Undeniably, recycling old concrete into material suitable for structural applications has some added costs for higher quality control, but the process is likely to be more cost-effective and more sustainable than mining, processing, and transporting new natural aggregates. Given the recent emphasis on improving our nation’s aging infrastructure, increases in the supply of recycled concrete and the demand for new concrete will be significant.
The primary obstacles against their increased utilisation include the variability of recycled material properties and quality from different sources, limited fundamental research on the mechanical behaviour of recycled concrete aggregates concrete, limited research on the long-term behaviour of recycled concrete aggregates concrete, and no engineering guidelines or standards for the design and construction of reinforced concrete structures with significant levels of recycled concrete aggregates.

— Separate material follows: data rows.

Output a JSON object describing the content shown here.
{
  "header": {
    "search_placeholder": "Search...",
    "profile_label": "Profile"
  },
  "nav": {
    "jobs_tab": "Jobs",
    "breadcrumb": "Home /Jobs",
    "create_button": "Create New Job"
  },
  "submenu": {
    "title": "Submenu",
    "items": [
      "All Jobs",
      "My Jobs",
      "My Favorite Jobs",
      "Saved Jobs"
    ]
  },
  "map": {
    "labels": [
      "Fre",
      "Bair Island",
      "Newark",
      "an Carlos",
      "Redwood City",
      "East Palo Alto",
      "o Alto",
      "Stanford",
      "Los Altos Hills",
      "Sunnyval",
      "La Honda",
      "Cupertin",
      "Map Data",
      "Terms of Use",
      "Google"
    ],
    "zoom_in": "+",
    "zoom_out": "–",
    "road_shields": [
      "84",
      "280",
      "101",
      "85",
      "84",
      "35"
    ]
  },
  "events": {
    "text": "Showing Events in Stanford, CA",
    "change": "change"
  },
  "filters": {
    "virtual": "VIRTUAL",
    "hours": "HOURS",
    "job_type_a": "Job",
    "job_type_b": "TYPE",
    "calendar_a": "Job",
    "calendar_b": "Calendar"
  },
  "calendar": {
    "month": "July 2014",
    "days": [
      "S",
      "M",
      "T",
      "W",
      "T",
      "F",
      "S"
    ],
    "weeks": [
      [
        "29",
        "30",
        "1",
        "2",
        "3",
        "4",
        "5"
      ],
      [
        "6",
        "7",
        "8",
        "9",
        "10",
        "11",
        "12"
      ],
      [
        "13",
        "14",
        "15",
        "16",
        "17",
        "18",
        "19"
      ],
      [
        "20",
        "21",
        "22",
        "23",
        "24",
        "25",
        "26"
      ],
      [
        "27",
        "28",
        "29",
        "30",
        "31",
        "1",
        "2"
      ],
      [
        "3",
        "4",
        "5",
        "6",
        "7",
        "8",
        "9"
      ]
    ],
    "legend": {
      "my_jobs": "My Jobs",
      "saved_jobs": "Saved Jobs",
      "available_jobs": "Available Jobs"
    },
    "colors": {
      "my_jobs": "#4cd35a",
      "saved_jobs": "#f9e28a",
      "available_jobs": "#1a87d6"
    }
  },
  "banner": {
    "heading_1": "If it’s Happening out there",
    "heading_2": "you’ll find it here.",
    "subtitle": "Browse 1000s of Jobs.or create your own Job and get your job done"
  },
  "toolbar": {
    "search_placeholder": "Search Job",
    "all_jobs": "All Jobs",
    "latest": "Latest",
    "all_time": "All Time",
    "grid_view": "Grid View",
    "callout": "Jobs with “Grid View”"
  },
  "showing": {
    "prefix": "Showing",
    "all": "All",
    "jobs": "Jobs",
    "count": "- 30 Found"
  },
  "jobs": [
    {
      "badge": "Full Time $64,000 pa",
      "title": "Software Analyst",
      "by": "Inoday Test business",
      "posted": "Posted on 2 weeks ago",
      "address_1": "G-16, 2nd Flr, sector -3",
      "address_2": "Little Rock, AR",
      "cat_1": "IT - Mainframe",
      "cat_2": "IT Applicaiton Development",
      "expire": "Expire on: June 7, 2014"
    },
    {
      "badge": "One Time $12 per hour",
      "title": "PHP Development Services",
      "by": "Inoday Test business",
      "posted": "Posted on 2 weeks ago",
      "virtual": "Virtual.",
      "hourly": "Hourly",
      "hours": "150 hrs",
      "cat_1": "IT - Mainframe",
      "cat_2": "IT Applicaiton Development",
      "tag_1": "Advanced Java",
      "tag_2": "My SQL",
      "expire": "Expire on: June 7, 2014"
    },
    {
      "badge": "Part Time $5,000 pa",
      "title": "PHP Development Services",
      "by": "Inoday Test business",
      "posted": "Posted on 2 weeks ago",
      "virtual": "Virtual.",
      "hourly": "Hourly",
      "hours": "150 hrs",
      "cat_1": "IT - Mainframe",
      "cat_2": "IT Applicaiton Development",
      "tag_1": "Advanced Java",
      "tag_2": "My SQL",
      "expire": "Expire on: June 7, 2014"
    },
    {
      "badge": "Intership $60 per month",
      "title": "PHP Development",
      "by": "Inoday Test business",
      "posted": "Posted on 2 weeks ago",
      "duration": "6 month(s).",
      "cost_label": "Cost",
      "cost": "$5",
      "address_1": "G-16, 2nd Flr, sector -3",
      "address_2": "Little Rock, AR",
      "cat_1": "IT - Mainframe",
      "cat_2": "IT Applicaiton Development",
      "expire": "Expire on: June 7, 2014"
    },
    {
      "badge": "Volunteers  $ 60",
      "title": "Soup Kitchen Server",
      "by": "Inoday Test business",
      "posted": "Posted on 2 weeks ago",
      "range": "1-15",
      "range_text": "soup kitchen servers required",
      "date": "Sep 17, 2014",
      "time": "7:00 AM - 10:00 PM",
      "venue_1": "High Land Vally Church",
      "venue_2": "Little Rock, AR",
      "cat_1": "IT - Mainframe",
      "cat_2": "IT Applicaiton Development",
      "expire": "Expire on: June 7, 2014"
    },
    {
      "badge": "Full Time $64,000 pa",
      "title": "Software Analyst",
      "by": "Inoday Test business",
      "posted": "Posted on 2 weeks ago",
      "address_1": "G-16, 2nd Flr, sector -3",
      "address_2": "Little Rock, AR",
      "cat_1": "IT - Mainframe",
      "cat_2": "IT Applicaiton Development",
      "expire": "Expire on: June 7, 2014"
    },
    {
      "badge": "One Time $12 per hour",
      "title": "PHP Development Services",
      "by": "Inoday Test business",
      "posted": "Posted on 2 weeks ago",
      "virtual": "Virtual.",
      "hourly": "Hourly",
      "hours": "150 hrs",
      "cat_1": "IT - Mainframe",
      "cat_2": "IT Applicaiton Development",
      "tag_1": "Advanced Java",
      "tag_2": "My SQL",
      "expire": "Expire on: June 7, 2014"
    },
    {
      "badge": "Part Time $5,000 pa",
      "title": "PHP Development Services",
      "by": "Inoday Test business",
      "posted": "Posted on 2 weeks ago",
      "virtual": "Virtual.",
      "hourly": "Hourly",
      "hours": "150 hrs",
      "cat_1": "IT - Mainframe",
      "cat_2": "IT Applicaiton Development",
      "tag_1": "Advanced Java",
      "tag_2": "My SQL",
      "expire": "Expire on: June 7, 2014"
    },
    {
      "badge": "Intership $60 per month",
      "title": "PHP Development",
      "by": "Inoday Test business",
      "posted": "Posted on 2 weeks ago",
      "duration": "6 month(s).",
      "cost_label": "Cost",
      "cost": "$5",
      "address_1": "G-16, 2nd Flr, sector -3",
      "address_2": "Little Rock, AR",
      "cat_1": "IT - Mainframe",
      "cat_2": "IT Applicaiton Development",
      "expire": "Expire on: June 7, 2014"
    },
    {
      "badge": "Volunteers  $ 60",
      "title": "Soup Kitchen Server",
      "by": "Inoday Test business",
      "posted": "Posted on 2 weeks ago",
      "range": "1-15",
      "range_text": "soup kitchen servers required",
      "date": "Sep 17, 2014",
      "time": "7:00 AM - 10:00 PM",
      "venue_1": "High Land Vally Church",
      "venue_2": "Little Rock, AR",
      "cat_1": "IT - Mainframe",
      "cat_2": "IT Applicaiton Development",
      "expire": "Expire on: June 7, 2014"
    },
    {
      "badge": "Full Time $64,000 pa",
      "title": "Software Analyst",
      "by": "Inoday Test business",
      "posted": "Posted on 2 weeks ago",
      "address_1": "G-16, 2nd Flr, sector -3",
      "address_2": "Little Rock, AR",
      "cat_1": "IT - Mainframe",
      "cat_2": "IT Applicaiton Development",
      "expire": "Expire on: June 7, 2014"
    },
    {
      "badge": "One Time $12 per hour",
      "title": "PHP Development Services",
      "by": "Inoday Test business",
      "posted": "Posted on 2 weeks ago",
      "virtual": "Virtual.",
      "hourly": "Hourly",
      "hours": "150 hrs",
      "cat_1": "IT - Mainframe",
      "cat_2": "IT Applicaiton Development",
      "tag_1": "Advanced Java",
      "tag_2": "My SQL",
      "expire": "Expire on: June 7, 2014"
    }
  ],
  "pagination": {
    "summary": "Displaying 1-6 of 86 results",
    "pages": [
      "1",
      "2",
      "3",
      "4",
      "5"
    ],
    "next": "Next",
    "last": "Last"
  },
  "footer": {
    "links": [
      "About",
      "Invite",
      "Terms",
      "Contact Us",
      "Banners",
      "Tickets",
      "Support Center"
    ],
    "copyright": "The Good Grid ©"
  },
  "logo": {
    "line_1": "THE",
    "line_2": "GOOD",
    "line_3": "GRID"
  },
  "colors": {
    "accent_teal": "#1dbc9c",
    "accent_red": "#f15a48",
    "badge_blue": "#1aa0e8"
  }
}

Aiming to address these issues, research in the Department of Civil and Environmental Engineering and Earth Sciences at the University of Notre Dame in Indiana has been experimentally and analytically demonstrating that recycled concrete aggregates is a viable substitution for natural aggregates in reinforced concrete building construction.
To gain knowledge of the fundamental material behaviour of recycled concrete aggregates concrete, researchers focused on characterizing the regional variability in the recycled concrete aggregates properties and quality, methods of replacing natural aggregates with recycled material, and the effects on hardened concrete behaviour.
It was observed that increased water absorption of recycled concrete aggregates and often significant amounts of deleterious materials left over from demolition (such as, brick, wood, asphalt, and glass) could be used as indicators to help predict the strength and stiffness of concrete made using a particular recycled concrete aggregates. Generally, recycled concrete aggregates concrete has reduced strength and stiffness with increased recycled concrete aggregates water absorption and deleterious material content, although this effect is much more significant on the concrete stiffness.
Provided that specified limits on the recycled concrete aggregates water absorption and deleterious material content are met, material from typical recycling plants in the United States can produce 100 percent replacement of natural aggregates in new concrete with compressive strength and stiffness adequate for structural applications.
The results from this research help to provide guidance for quantifying the effects of recycled concrete aggregates on the mechanical and structural behaviour at service-level and ultimate limit states. According to Yahya Kurama, a professor of civil engineering at the University of Notre Dame and principal investigator of the research funded by the National Science Foundation, “these results could be used by engineers to design concrete structures that incorporate varying amounts of RCA [recycled concrete aggregates] for reduced environmental impact than concrete structures made with natural aggregates.”